How Districts Will Make The Shift

The state is drawing a line between the “what” and the “how.” Standards spell out what students should learn, but local districts remain in charge of how to get them there. The Louisiana Department of Education says it will back districts with reviews of instructional materials and professional learning opportunities for educators. As New Orleans CityBusiness reported, that statewide support is designed to give school systems enough runway to update classroom materials and train teachers before the 2027-28 rollout. Campus and district leaders will still choose textbooks, lesson sequences and pacing guides that align with the new standards.

Why Cursive Is Back In The Mix

Cursive quietly slipped out of many Louisiana classrooms after the 2010 adoption of Common Core, which did not require handwriting, at the same time keyboarding and digital assignments were taking up more of the school day. The state’s decision to emphasize cursive again taps into a larger national argument over how much time schools should spend on handwriting during early literacy instruction.
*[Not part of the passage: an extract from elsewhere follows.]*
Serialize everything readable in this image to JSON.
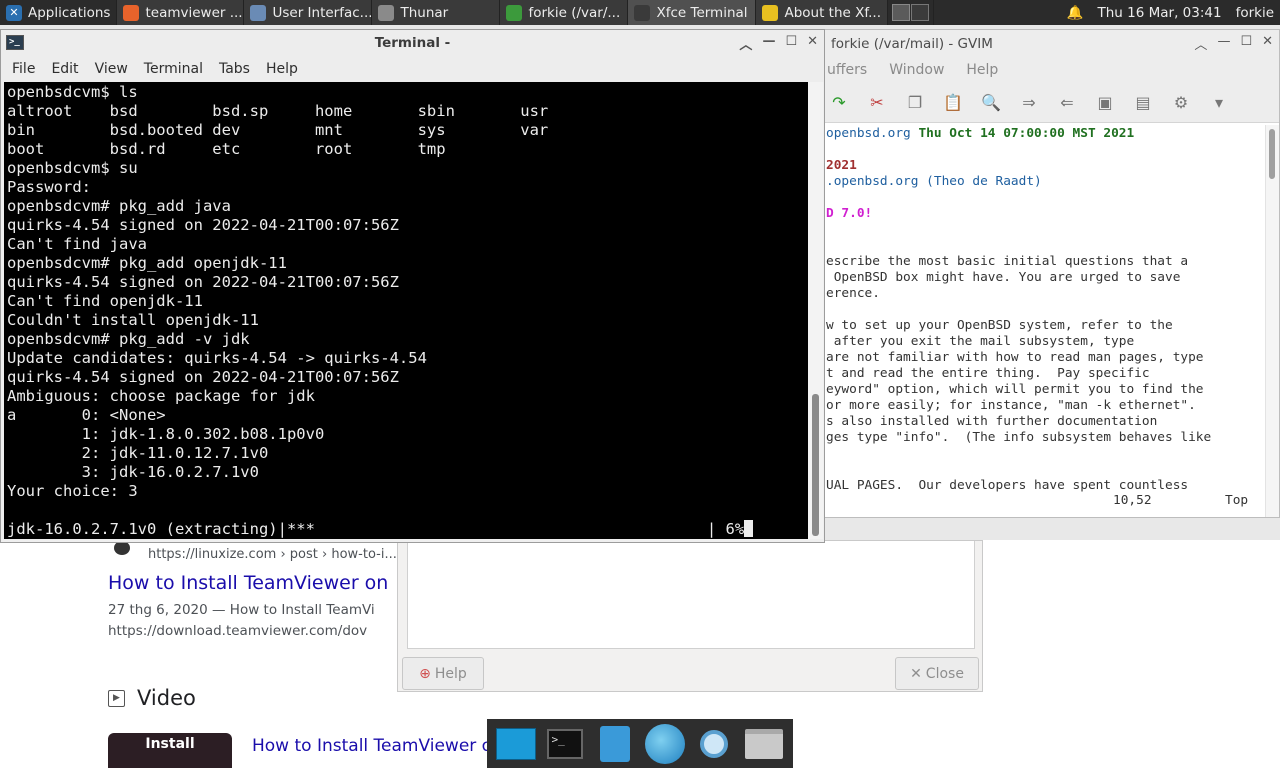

Coverage of that trend has pointed out that some states are moving to restore cursive while others keep their focus on keyboarding and other digital skills.

Districts will have roughly a year to get ready before the new standards kick in for the 2027-28 school year, and the department says it will offer materials and training so teachers can adjust without having to overhaul instruction midyear. Brumley told KSLA the state intends to give educators time and support so the changes actually stick and said assessments may gradually reflect the new priorities. Families can expect their local schools to spell out more specific details as districts translate the standards into day-to-day classroom practice.